Posted: June 19, 2009 8:38 p.m.
Updated: June 20, 2009 4:55 a.m.

Millions in federal stimulus dollars aimed at improving water quality are unlikely to flow into the Santa Clarita Valley, according to a local water official.

The Castaic Lake Water Agency applied for $36 million in federal stimulus money through the California Department of Public Health for its Rio Vista Water Treatment plant, said Dan Masnada, general manager for the water agency. The water agency provides state water to four retailers in the Santa Clarita Valley.

The water agency sent an application seeking funding for the plant in February, said Jim Leserman, water agency senior engineer. In May, the agency learned that the plant upgrade project ranked 1,971st on the stimulus package priority list for state Department of Public Health projects, he said.

“It’s unlikely we will come off the priority list to the funded-project list,” Leserman added.

The Rio Vista Treatment Plant is being expanded to increase its treatment capacity from 30 million gallons to 60 million gallons. The stimulus package emphasized so-called shovel-ready projects, Masnada said.

A shovel-ready project is one that is ready for construction.

Upgrading the Rio Vista Treatment Plant is the most shovel-ready project at the Water Agency, Masnada said.  

The $45 million upgrade is necessary to meet increasing demand.

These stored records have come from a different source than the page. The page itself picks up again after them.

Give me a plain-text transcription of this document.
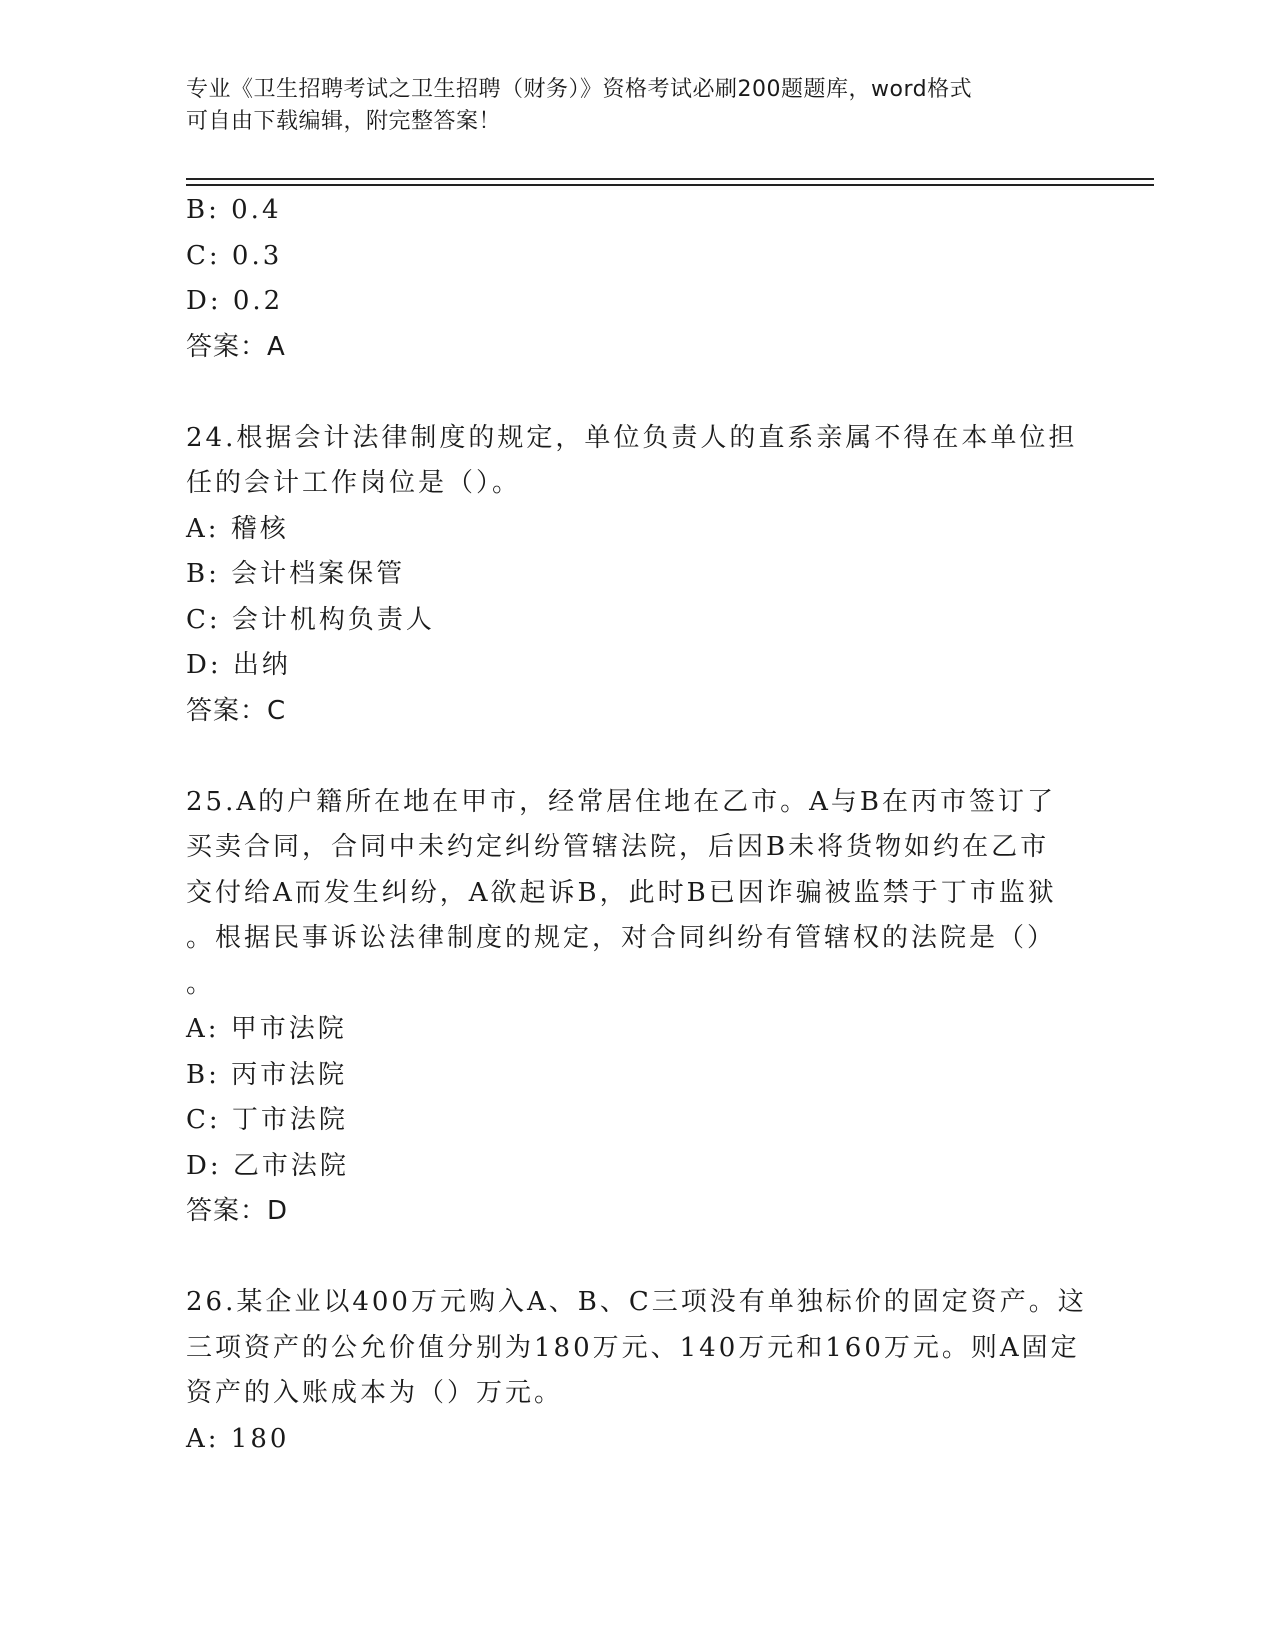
专业《卫生招聘考试之卫生招聘（财务）》资格考试必刷200题题库，word格式
可自由下载编辑，附完整答案！
B: 0.4
C: 0.3
D: 0.2
答案：A
24.根据会计法律制度的规定，单位负责人的直系亲属不得在本单位担
任的会计工作岗位是（）。
A: 稽核
B: 会计档案保管
C: 会计机构负责人
D: 出纳
答案：C
25.A的户籍所在地在甲市，经常居住地在乙市。A与B在丙市签订了
买卖合同，合同中未约定纠纷管辖法院，后因B未将货物如约在乙市
交付给A而发生纠纷，A欲起诉B，此时B已因诈骗被监禁于丁市监狱
。根据民事诉讼法律制度的规定，对合同纠纷有管辖权的法院是（）
。
A: 甲市法院
B: 丙市法院
C: 丁市法院
D: 乙市法院
答案：D
26.某企业以400万元购入A、B、C三项没有单独标价的固定资产。这
三项资产的公允价值分别为180万元、140万元和160万元。则A固定
资产的入账成本为（）万元。
A: 180
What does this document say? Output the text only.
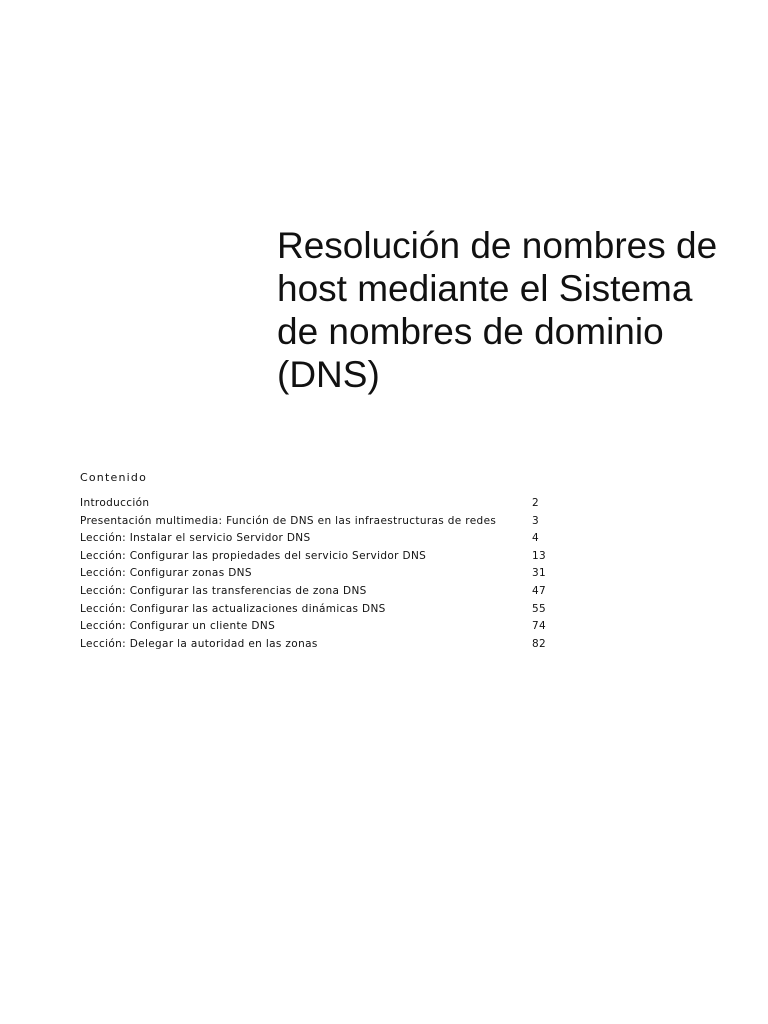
Resolución de nombres de
host mediante el Sistema
de nombres de dominio
(DNS)
Contenido
Introducción	2
Presentación multimedia: Función de DNS en las infraestructuras de redes	3
Lección: Instalar el servicio Servidor DNS	4
Lección: Configurar las propiedades del servicio Servidor DNS	13
Lección: Configurar zonas DNS	31
Lección: Configurar las transferencias de zona DNS	47
Lección: Configurar las actualizaciones dinámicas DNS	55
Lección: Configurar un cliente DNS	74
Lección: Delegar la autoridad en las zonas	82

“You can have all the water in the world, but if you can’t treat it and deliver the water to the customers, it doesn’t matter,” Masnada said.

The Water Agency isn’t alone in missing the boat on stimulus funds. “No one got any money locally,” Masnada said.

In fact, only one water utility in Los Angeles County, the L.A Department of Water and Power, will receive money from the stimulus package, Leserman said.

The application from the state water utilities went out in February and the priority list of the project was published in May, Leserman said.

Masnada said that part of the reason that the Water Agency likely won’t receive stimulus funding may lie in the fact that the agency’s ability to increase rates means that it is able to raise funds for projects.

Also, Masnada said, there was considerable competition for stimulus money.

“There are a lot of agencies who went after these funds,” he said.